Baartse makes the case for redefining attribution: “All attribution is just an estimate and far from perfect. They are arbitrary numbers. If someone makes a purchase after eight days, they still made the purchase. It’s just reported differently. So, customer behavior doesn’t change, simply the way we report on it.”

Henry Innis, Managing Partner at Mutiny, puts it more bluntly. “We should be asking ourselves why we are talking about attribution modelling at all; it’s bad mathematics,” he says. “We should be looking at moving towards ranking and contribution models.”

Innis suggests that the advertising industry has been “hoodwinked” by the idea of attribution. “With attribution, advertisers will argue or fight over the role they played in the sales conversion — but you could have seen that same message across 15 different sources, with no way to rank the impact they had on the purchase.”

The reality is that Facebook doesn’t actually allow brands to market to customers on a 1:1 basis. You can’t use recommendations, and the only personalization you can do is with Facebook’s proprietary tools. It’s just not the greatest channel for engaging customers in the long run.

Re-Evaluate What You Measure and Innovate

Technology will evolve. Baartse believes we’ll see solutions that are truly better than what we have now.

The solution to these cookie problems is server-side technology. When you look at the whole thing about cookies and tracking Pixels and stuff like that, it’s actually a great big, really quite unpleasant hack when you think about it from a technical perspective. Our conversion, our measurement of conversion is reliant on a piece of JavaScript. I’m a server, and I say, ‘Alex, you’re a web browser, and here is a piece of JavaScript. I’m going to trust you to run this exactly as I intended. I’m going to trust you not to put in an ad blocker. I’m going to trust you not to turn off JavaScript. I’m going to trust you to have a fast internet connection. I’m going to trust you not to close your browser window too quickly.”

Mark Baartse headshot
Mark Baartse
CMO & E-Commerce Marketing Consultant

Your brand will have to rethink the way you identify customers. For example, as the Australian retailer Cue Clothing was adapting to 2020’s rise of e-commerce, they discovered that streamlining checkout improved their ability to identify 80% of their customers.

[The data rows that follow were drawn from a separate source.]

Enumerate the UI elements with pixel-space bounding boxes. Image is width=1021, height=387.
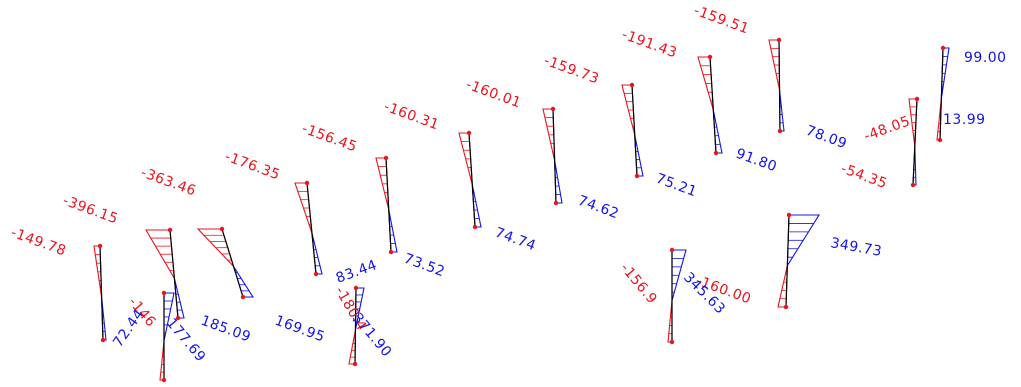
label-m13-left: -156.9 bbox=[617, 260, 660, 307]
label-m6-top: -160.31 bbox=[382, 99, 442, 134]
member-2 bbox=[145, 227, 185, 321]
label-m11-top: -48.05 bbox=[862, 113, 913, 145]
label-m10-top: -159.51 bbox=[692, 3, 752, 38]
member-5-node-bottom bbox=[388, 249, 394, 255]
label-m2-top: -396.15 bbox=[61, 193, 121, 228]
member-10-node-bottom bbox=[777, 128, 783, 134]
member-1-node-top bbox=[97, 243, 103, 249]
member-2-node-bottom bbox=[175, 315, 181, 321]
member-5-axis bbox=[385, 157, 392, 253]
labels-layer: -149.78-396.15 -363.46 -176.35 -156.45 -160.… bbox=[9, 3, 1007, 366]
label-m9-top: -191.43 bbox=[620, 27, 680, 62]
label-m16-top: 99.00 bbox=[964, 50, 1007, 66]
label-m12-left: 349.73 bbox=[829, 235, 883, 260]
member-11-node-top bbox=[914, 96, 920, 102]
member-4-axis bbox=[306, 182, 317, 275]
member-8-node-bottom bbox=[634, 173, 640, 179]
member-14-node-top bbox=[353, 285, 359, 291]
member-3-axis bbox=[221, 228, 244, 298]
member-10-node-top bbox=[776, 37, 782, 43]
member-4-node-bottom bbox=[313, 271, 319, 277]
label-m4-top: -176.35 bbox=[223, 149, 283, 184]
member-6-node-top bbox=[466, 130, 472, 136]
member-13-node-bottom bbox=[669, 339, 675, 345]
label-m1-top: -149.78 bbox=[9, 225, 69, 260]
label-m4-bottom: 169.95 bbox=[273, 313, 327, 346]
member-7-axis bbox=[552, 108, 557, 204]
member-3 bbox=[196, 226, 255, 300]
label-m10-bottom: 78.09 bbox=[804, 123, 849, 153]
member-8-axis bbox=[631, 84, 638, 177]
member-16-node-top bbox=[940, 45, 946, 51]
label-m8-bottom: 75.21 bbox=[654, 171, 699, 201]
label-m14-top: 83.44 bbox=[334, 257, 379, 287]
member-9-node-bottom bbox=[713, 150, 719, 156]
label-m3-bottom: 185.09 bbox=[199, 313, 253, 346]
label-m9-bottom: 91.80 bbox=[734, 146, 779, 176]
member-11-node-bottom bbox=[910, 182, 916, 188]
member-15 bbox=[159, 290, 175, 383]
member-3-diagram-bottom bbox=[233, 266, 255, 298]
label-m7-bottom: 74.62 bbox=[576, 193, 621, 223]
member-6-axis bbox=[468, 132, 476, 228]
member-1-axis bbox=[99, 245, 104, 341]
member-14 bbox=[348, 285, 365, 367]
members-layer bbox=[93, 37, 950, 383]
label-m16-bottom: 13.99 bbox=[943, 112, 986, 128]
member-5 bbox=[375, 155, 398, 255]
label-m5-bottom: 73.52 bbox=[402, 251, 447, 281]
member-6 bbox=[458, 130, 482, 230]
label-m1-bottom: 72.44 bbox=[110, 306, 148, 350]
member-9-axis bbox=[709, 56, 717, 154]
member-14-axis bbox=[354, 287, 357, 365]
member-13 bbox=[667, 247, 687, 345]
member-8-node-top bbox=[629, 82, 635, 88]
member-12-node-top bbox=[786, 212, 792, 218]
member-9 bbox=[697, 54, 723, 156]
member-6-node-bottom bbox=[472, 224, 478, 230]
member-5-node-top bbox=[383, 155, 389, 161]
member-16-node-bottom bbox=[937, 137, 943, 143]
label-m5-top: -156.45 bbox=[300, 121, 360, 156]
member-2-node-top bbox=[167, 227, 173, 233]
member-9-node-top bbox=[707, 54, 713, 60]
member-8 bbox=[621, 82, 644, 179]
member-11-axis bbox=[912, 98, 918, 186]
member-3-node-top bbox=[219, 226, 225, 232]
member-3-node-bottom bbox=[240, 294, 246, 300]
label-m7-top: -160.01 bbox=[464, 77, 524, 112]
member-15-node-bottom bbox=[161, 377, 167, 383]
label-m11-bottom: -54.35 bbox=[839, 161, 890, 193]
label-m8-top: -159.73 bbox=[542, 53, 602, 88]
member-1 bbox=[93, 243, 107, 343]
member-12-axis bbox=[785, 214, 790, 308]
member-14-node-bottom bbox=[352, 361, 358, 367]
member-16-axis bbox=[939, 47, 944, 141]
member-7-node-bottom bbox=[553, 200, 559, 206]
label-m3-top: -363.46 bbox=[139, 165, 199, 200]
member-7 bbox=[542, 106, 563, 206]
member-15-node-top bbox=[161, 290, 167, 296]
member-1-node-bottom bbox=[100, 337, 106, 343]
member-11 bbox=[908, 96, 920, 188]
member-13-node-top bbox=[669, 247, 675, 253]
member-10 bbox=[768, 37, 785, 134]
member-12 bbox=[777, 212, 820, 310]
member-10-axis bbox=[778, 39, 781, 132]
member-12-node-bottom bbox=[783, 304, 789, 310]
member-2-axis bbox=[169, 229, 179, 319]
label-m6-bottom: 74.74 bbox=[493, 225, 538, 255]
member-4-node-top bbox=[304, 180, 310, 186]
member-7-node-top bbox=[550, 106, 556, 112]
member-4 bbox=[294, 180, 323, 277]
member-16 bbox=[936, 45, 950, 143]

“So it’s quite easy, particularly when you’re looking at, you know, a majority of your customers coming through and transacting on mobile. It’s critical to have that onboarding piece there. And then, through to check out, again you’re either asking the customer to enter the payment details or give them the option to use their saved details. So, it’s no different to guest checkout, except I don’t even have to ask them the question. So, straight away we found that the friction’s taken away from checkout by even asking them whether they’re returning or not. Streamline that process and what that also means is by having 100% of the customers known online, the customers that do shopping in-store, they’re familiar with the fact, well, in most cases, if they have shopped online, they’re definitely a customer already, a known customer, those that have shopped online. So that’s been pivotal.”

Shanelenton Cue Clothing Co
Shane Lenton
CIO, CUE Clothing Co.

Final Thoughts

Data privacy has taken a long time to materialize. iOS 14 is making it happen faster than expected and most immediately inside Facebook. Brands will track fewer customers on mobile devices and collect less data. Targeting, data analysis, and optimization will be a little harder at first. 

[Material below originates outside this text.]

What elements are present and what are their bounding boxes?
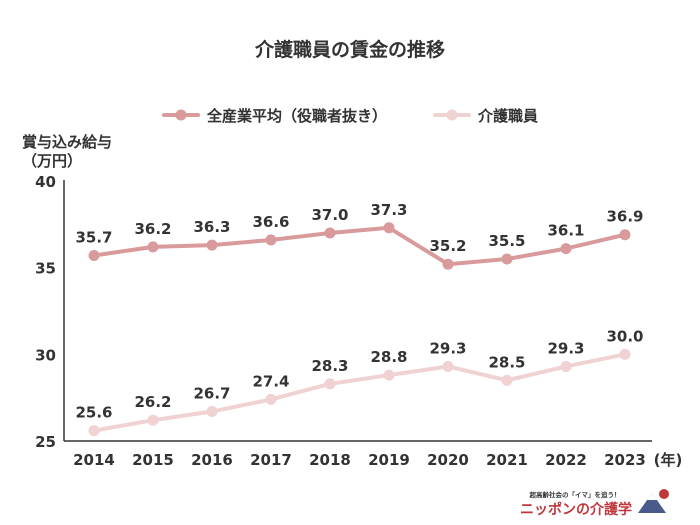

Of course, if your customers using iOS devices opt-in to Apple, your website, and your app, everything’s fine. But we’ve seen how unpredictable digital marketing has been in 2020. It’s wise to plan how you’ll start dealing with the impact of iOS 14 today.

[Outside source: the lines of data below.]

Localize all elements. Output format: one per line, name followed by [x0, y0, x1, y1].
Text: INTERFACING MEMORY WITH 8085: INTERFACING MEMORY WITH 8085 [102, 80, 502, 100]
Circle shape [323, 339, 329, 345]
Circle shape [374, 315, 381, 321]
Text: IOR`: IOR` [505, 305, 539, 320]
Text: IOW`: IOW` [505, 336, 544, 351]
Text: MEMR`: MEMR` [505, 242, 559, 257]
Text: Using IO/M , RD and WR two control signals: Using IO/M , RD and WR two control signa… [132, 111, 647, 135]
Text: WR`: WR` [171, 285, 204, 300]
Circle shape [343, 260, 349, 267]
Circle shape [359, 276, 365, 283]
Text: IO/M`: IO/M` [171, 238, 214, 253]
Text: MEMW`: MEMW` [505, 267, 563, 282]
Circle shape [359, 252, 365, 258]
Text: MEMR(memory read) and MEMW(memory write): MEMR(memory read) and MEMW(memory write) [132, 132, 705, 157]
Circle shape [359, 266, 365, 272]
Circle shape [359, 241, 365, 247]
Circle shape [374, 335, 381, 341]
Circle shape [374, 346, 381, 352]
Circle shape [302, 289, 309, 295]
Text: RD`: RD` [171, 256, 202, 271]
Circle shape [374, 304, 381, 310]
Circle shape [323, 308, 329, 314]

Perhaps we’ll see dependable solutions that identify customers across devices. Perhaps machine learning will be further leveraged to improve contextual marketing. 

The near term will be challenging, but overall brands are going to discover better ways to engage customers, find less restricted ways to personalize across every channel, and will create improved shopping experiences in exchange for first-party data.